Ideally, the relationship between dairy foods and health would be measured by very large, very long-term intervention trials. In practice, however, the best available data are often from large, long-term observational studies. While not able to prove a cause and effect relationship, such prospective cohort studies and other types of observational data provide a ‘real life’ picture of a food in the diet and in a particular dietary pattern.
A number of analyses have pooled data from individual intervention or observational studies and the combined results increase statistical power and add weight to the results of single studies. Such meta-analyses provide the most robust evidence of the relationship between milk and dairy foods and health and, along with the recent reviews (both systematic and narrative), are discussed here. However, some individual studies conducted in European populations are also highlighted. These give an indication of the potential health effects of milk and dairy foods in relation to the particular amounts, types and patterns of consumption in Europe.
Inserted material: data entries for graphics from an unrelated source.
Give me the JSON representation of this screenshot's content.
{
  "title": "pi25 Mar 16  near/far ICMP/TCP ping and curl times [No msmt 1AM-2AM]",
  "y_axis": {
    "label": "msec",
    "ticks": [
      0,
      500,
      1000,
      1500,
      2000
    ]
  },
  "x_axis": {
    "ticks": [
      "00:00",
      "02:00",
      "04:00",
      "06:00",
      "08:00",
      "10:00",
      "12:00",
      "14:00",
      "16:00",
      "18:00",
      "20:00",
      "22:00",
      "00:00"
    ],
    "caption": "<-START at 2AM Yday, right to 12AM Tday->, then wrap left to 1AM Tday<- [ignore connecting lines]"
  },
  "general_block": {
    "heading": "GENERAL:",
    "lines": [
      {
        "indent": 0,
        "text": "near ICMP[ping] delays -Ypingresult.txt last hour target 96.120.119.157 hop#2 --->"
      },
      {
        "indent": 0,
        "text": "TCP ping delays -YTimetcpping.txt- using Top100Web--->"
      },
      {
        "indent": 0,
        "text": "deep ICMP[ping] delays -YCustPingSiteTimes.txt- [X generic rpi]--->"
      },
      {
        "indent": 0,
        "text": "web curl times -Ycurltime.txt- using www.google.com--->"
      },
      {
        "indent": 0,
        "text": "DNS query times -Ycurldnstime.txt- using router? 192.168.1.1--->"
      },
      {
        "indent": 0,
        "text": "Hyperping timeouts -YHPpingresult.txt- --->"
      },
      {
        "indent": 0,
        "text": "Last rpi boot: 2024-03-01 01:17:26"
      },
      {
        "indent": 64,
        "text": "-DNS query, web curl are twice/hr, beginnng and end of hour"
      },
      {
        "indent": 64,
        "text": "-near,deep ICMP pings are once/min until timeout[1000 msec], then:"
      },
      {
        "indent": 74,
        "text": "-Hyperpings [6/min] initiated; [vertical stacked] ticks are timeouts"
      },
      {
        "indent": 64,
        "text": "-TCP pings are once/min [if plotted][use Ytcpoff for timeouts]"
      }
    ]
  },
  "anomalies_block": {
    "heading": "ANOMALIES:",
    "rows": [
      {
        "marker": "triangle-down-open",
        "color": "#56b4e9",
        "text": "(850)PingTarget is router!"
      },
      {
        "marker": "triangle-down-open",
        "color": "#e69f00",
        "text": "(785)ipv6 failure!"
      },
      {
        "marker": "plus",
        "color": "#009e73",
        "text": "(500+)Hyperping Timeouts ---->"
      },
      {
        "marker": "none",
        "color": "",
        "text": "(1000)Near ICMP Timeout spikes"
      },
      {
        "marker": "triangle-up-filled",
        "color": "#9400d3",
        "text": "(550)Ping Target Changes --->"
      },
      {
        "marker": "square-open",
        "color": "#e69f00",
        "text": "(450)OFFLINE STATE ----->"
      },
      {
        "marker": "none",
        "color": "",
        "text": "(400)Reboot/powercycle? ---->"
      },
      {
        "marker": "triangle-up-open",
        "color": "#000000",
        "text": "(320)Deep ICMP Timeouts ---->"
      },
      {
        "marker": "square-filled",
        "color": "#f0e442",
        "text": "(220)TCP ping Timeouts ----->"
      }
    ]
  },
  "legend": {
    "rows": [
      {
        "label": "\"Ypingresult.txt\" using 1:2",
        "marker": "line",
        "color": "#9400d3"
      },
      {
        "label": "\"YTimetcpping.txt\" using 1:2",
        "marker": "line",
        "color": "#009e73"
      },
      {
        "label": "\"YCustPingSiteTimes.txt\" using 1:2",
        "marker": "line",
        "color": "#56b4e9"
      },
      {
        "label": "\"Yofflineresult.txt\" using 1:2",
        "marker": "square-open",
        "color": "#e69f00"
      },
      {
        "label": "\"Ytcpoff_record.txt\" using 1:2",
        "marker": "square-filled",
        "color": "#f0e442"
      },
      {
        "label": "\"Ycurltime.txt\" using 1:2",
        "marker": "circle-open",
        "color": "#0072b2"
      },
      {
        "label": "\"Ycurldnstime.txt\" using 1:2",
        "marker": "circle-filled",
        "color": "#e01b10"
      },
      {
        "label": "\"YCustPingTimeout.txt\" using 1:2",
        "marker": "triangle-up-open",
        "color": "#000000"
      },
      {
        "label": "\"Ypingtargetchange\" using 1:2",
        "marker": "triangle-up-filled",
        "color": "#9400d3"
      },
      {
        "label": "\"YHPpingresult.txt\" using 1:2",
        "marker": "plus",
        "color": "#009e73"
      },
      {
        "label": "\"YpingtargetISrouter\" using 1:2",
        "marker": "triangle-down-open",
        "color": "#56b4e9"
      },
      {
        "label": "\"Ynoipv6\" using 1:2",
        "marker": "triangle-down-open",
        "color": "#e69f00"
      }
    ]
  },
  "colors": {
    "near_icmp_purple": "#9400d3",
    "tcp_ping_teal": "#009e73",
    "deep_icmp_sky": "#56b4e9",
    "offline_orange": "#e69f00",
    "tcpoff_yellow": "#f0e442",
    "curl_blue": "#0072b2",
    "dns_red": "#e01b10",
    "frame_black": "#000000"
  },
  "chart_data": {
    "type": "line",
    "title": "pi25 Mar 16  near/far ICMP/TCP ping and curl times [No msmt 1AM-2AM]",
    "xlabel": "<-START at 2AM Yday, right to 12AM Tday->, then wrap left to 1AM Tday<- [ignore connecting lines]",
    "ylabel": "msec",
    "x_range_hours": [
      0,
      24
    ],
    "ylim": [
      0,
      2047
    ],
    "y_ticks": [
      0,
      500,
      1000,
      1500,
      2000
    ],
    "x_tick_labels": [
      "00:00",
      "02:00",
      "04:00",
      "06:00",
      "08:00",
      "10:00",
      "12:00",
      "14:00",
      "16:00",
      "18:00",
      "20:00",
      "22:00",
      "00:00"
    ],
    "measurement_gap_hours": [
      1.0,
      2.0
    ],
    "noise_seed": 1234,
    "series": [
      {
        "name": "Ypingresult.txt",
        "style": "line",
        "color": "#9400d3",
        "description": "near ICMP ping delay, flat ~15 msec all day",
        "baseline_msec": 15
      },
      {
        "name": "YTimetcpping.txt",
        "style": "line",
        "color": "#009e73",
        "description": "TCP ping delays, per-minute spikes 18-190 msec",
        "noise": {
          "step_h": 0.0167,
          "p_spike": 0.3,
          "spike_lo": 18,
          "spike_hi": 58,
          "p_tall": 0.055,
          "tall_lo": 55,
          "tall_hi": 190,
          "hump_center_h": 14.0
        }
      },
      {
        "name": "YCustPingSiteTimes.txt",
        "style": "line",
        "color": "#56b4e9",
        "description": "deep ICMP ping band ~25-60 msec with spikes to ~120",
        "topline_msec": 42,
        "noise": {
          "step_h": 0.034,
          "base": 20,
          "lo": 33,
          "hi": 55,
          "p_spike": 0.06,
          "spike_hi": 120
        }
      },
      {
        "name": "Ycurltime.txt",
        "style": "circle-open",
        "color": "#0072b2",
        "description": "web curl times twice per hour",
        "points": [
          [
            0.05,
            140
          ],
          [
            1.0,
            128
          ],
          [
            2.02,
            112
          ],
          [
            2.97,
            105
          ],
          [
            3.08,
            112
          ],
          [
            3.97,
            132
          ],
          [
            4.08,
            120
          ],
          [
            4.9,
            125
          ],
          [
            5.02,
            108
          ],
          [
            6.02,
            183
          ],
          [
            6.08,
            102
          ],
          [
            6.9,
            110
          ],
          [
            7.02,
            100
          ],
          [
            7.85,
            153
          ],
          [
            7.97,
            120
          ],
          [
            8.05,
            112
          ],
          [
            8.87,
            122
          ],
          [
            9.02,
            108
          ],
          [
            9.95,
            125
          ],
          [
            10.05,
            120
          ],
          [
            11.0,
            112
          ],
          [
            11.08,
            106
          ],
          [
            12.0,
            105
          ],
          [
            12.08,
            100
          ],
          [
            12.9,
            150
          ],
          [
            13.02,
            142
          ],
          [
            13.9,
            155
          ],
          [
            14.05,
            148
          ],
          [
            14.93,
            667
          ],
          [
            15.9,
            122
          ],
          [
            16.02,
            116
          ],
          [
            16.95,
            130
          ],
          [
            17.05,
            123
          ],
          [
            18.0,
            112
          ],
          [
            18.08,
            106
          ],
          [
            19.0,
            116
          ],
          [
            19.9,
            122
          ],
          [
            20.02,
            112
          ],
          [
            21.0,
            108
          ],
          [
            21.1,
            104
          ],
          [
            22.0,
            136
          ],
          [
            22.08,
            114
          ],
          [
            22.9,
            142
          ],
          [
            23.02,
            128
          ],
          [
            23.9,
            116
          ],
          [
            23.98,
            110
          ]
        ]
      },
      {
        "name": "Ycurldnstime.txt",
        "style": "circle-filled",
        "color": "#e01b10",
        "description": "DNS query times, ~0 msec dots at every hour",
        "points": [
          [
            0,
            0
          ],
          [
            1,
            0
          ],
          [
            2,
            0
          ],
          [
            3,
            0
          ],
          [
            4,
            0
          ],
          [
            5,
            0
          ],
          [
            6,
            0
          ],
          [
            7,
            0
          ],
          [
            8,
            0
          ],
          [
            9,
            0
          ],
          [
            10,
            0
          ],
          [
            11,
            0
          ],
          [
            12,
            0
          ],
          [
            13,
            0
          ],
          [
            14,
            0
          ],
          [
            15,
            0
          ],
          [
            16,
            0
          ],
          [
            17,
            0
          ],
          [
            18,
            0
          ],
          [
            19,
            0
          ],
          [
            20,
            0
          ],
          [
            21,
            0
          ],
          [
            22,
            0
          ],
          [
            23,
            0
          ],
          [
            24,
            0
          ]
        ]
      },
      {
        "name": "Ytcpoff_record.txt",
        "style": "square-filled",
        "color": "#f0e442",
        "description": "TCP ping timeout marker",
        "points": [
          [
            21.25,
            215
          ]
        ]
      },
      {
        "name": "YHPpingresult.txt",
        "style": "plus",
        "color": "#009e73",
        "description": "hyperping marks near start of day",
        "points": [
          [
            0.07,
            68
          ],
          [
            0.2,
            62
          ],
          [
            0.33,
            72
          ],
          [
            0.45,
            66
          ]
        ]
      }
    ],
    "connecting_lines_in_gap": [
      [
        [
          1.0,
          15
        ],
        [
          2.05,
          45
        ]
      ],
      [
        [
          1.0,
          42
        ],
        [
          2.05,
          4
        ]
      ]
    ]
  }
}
Intakes in European countries may be different to other parts of the world such as the United States or Asia where dairy consumption is often lower; they can also differ between European countries. In addition, the composition of milk and dairy products can vary between Europe and elsewhere depending, for instance, on animal feeding practices e.g. whether the cows are fed predominately on grain or are on fresh pasture. Fortification practices can also differ e.g. vitamin D is routinely added to milk in the USA, and it is mandatory to do so in Canada. This is the case for low-fat milk in some Scandinavian countries including Norway but, on the whole, consumption of vitamin D-enriched milk is less common place in other parts of Europe. All of these factors may influence the results of research on the impact of dairy on health, and help explain differences between Europe and other parts of the world, and also within Europe.